HTC Corp (宏達電) yesterday confirmed that it plans to reduce the number of employees on its US team, as the company merges its smartphone and virtual reality (VR) divisions to centralize its organizational structure and resources.
The confirmation came one week after HTC president of smartphone and connected devices Chang Chia-lin (張嘉臨) announced his departure from the company.
“Today [yesterday] we announced a restructuring of the HTC smartphone business in North America ... In doing so, there has been a reduction of some employee positions to realign the business and empower the teams to share more resources,” HTC said in a statement.
The statement came after tech news Web site Digital Trend on Wednesday reported that HTC had laid off a large portion of its employees in the US, leaving only those at HTC Global, one of its US subsidiaries.
“Maybe” 100 employees had been laid off, the report said, citing an anonymous source. HTC did not confirm the number.
When asked by the Taipei Times if the layoff would extend to operations in Europe, North Asia, China and Taiwan, HTC said: “We have nothing else to announce.”

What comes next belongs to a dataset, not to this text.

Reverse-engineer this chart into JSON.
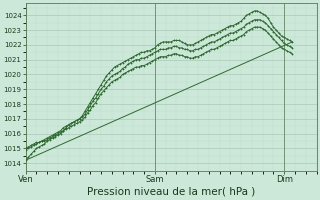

Yuanta Securities Investment Consulting Co (元大投顧) said HTC’s decision to axe personnel in the US was anticipated, given that the company is bringing its smartphone and VR businesses under one leadership in each region.
“HTC’s smartphone business continues to shrink. It is foreseeable that the layoff plan will spread to the company’s operation bases in other regions,” Yuanta analyst Jeff Pu (蒲得宇) said by telephone.
However, the size of the potential layoff would not be dramatic, as HTC has been scaling back its smartphone segments over the past few years, he said.
The company’s employee reduction plan is the right direction, as the company implements restructuring measures and optimizes its resources, he said.
Pu forecast that HTC’s smartphone shipments this year would contract by 22.35 percent to 6.6 million units from last year’s 8.5 million units, while its VR headset shipments would grow 20 percent to 480,000 units from last year’s 400,000 units.
HTC’s revenue is forecast to fall 13.05 percent annually to NT$54 billion (US$1.84 billion) this year, but earnings per share are projected to be NT$32.4, benefiting from the sale of its Pixel smartphone team to Alphabet Inc’s Google, Pu said.
The company’s smartphones ranked fourth with a market share of 9.09 percent in the Taiwanese market last year, falling behind Apple Inc’s 22.95 percent, Samsung Electronics Co’s 20.68 percent and Asustek Computer Inc’s (華碩) 12.7 percent, according to data released by local tech site ePrice.com on Wednesday.
Shares of HTC fell 1.59 percent to NT$62 in Taipei trading yesterday, underperforming the TAIEX, which lost only 0.49 percent.